3D matrix microenvironment for targeted differentiation of embryonic stem cells into neural and glial lineages.

The onset of neurodegenerative disorders is characterized by the progressive dysfunction and loss of subpopulations of specialized cells within specific regions of the central nervous system (CNS). Since CNS has a limited ability for self-repair and regeneration under such conditions, clinical transplantation of stem cells has been explored as an alternative. Although embryonic stem cells (ESCs) offer a promising therapeutic platform to treat a variety of neurodegenerative disorders, the niche microenvironment, which could regulate their differentiation into specialized lineages on demand, needs to be optimized for successful clinical transplantation. Here, we evaluated the synergistic role of matrix microenvironment (type, architecture, composition, stiffness) and signaling molecules (type, dosage) on murine ESC differentiation into specific neural and glial lineages. ESCs were cultured as embryoid bodies on either 2D substrates or within 3D scaffolds, in the presence or absence of retinoic acid (RA) and sonic hedgehog (Shh).
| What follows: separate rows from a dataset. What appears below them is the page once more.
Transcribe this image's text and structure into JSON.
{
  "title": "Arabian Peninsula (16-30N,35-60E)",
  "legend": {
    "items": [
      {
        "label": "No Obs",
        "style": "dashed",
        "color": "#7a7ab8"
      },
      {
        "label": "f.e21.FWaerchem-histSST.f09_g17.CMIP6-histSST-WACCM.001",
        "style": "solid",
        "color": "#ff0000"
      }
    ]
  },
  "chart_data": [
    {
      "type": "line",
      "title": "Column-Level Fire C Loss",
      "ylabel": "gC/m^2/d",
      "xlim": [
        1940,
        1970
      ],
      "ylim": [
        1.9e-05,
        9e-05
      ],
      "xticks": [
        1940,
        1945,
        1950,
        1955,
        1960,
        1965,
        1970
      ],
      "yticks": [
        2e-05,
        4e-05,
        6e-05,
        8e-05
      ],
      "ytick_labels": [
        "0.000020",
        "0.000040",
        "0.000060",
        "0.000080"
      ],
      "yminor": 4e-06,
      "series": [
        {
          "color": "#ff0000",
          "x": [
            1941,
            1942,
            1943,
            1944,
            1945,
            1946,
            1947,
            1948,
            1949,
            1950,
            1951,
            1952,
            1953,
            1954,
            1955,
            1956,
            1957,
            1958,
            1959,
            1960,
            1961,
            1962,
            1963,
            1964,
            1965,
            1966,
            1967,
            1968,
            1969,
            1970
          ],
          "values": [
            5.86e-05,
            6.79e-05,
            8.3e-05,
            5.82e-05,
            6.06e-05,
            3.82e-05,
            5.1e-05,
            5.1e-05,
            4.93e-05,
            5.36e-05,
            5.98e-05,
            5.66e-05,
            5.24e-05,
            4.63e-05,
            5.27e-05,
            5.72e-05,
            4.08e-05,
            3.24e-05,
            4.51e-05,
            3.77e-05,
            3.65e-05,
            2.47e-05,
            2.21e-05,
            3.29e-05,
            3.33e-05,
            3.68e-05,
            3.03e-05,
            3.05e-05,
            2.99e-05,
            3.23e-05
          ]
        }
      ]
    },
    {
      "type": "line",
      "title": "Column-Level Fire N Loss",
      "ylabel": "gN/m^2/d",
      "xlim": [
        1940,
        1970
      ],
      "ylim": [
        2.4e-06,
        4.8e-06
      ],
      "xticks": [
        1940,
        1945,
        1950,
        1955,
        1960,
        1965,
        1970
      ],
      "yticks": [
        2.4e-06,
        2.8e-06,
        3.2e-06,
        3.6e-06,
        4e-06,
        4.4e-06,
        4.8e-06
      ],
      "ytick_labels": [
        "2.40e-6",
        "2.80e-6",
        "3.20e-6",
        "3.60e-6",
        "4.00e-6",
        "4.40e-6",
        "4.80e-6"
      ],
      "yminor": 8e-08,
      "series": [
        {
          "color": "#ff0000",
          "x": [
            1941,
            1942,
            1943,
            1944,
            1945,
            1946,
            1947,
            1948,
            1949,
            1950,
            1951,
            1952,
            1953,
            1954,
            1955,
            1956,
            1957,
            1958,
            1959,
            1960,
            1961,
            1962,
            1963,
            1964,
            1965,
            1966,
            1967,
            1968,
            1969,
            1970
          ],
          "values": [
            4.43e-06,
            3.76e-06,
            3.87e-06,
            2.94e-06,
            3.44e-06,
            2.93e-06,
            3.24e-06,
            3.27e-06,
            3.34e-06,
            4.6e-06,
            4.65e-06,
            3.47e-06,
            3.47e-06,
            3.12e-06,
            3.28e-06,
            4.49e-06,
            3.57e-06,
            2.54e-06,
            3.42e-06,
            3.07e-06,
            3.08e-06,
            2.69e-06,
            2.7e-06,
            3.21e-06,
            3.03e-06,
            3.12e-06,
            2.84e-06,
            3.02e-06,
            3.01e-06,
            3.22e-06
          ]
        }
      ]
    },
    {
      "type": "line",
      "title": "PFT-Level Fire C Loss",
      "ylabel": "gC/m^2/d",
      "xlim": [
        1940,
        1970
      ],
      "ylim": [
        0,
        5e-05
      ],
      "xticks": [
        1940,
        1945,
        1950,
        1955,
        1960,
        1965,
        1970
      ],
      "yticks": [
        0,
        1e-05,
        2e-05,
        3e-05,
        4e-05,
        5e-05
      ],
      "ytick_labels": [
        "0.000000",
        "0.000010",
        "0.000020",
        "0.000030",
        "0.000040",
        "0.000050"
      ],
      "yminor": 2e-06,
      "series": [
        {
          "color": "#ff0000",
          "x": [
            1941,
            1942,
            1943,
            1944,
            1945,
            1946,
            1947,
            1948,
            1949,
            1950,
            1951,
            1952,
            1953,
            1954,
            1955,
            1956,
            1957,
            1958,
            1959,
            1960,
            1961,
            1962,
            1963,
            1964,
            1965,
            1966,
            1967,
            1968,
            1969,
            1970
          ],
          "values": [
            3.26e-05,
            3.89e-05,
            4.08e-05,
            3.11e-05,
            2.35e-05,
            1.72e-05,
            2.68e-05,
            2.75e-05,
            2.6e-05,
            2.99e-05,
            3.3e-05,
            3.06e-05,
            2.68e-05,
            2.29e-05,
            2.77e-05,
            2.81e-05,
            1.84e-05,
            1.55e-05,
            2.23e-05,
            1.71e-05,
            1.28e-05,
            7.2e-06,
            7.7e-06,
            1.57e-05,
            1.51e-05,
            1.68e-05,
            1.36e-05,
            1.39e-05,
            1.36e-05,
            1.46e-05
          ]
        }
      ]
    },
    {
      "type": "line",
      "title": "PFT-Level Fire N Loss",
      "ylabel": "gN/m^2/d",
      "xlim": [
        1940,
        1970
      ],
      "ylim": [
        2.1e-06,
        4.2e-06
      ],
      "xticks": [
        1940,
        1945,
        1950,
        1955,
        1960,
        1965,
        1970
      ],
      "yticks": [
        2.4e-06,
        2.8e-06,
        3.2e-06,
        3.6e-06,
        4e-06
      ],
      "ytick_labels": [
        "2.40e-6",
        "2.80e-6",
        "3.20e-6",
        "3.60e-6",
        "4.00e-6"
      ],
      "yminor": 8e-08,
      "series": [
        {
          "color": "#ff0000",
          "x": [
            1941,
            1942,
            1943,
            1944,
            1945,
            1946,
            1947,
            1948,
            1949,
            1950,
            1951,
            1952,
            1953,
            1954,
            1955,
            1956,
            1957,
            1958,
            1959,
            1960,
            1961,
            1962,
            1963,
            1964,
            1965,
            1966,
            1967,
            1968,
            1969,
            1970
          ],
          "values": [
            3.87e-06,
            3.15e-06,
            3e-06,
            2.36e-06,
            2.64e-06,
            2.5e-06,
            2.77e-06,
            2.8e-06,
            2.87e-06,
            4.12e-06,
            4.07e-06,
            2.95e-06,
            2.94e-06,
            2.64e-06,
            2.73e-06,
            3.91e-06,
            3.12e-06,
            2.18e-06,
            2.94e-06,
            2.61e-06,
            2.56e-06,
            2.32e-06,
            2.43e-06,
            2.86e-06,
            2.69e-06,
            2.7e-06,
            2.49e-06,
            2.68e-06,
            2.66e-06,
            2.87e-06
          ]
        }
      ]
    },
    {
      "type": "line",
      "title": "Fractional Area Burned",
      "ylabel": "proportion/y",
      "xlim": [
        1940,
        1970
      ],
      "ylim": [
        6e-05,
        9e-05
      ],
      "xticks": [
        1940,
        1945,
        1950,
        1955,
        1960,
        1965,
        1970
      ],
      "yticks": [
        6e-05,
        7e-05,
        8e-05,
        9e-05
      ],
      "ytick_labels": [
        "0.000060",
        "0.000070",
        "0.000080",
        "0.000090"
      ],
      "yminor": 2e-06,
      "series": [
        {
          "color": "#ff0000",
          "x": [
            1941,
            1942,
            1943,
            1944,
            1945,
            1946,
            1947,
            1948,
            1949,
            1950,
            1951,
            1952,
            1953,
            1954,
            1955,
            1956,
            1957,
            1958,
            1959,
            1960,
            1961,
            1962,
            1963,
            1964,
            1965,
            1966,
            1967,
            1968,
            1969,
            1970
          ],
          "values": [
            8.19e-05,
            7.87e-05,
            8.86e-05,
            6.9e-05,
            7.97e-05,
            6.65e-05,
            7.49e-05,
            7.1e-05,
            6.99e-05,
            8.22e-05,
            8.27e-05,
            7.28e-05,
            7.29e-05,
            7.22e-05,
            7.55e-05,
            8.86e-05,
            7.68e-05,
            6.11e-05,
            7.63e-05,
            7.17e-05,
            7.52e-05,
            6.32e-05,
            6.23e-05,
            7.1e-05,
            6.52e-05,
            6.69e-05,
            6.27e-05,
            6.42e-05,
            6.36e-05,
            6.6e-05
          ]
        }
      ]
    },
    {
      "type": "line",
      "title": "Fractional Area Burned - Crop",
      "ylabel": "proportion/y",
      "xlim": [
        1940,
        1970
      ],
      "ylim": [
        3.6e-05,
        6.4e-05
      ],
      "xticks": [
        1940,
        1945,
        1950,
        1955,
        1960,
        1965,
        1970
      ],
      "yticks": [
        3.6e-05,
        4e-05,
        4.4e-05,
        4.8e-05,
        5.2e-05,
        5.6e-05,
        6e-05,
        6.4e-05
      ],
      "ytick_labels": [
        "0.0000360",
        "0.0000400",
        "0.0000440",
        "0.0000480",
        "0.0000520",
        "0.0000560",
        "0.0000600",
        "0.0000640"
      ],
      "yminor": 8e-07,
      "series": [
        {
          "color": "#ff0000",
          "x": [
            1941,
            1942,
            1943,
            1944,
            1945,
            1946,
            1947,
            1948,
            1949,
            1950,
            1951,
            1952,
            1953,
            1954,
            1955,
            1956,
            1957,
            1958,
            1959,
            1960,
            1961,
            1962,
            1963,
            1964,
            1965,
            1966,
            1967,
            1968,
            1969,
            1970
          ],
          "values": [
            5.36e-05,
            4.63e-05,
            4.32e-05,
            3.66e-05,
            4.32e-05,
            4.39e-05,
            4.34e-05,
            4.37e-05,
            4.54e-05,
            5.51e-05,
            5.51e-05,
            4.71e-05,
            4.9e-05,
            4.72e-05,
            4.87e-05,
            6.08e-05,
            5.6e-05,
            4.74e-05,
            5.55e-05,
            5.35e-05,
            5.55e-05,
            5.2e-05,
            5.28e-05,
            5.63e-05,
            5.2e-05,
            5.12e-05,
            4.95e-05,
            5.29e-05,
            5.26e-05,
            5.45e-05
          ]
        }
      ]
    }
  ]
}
Results showed that ESCs maintained their stemness even after 4 days in the absence of exogenous signaling molecules, as evidenced by Oct-4 staining. RA at 1 μM dosage was deemed optimal for neural differentiation and neurite outgrowth on collagen-1 coated substrates. Significant neural differentiation with robust neurite outgrowth and branching was evident only on collagen-1 coated 2D substrates and within 3D matrigel scaffolds, in the presence of 1 μM RA. Blocking α6 or β1 integrin subunits on differentiating cells inhibited matrigel-induced effects on neural differentiation and neurite outgrowth. Hydrogel concentration strongly regulated formation of neural and astrocyte lineages in 1 μM RA additive cultures. When RA and Shh were provided, either alone or together, 3D collagen-1 scaffolds enhanced significant motor neuron formation, while 3D matrigel stimulated dopaminergic neuron differentiation. These results suggest a synergistic role of microenvironmental cues for ESC differentiation and maturation, with potential applications in cell transplantation therapy.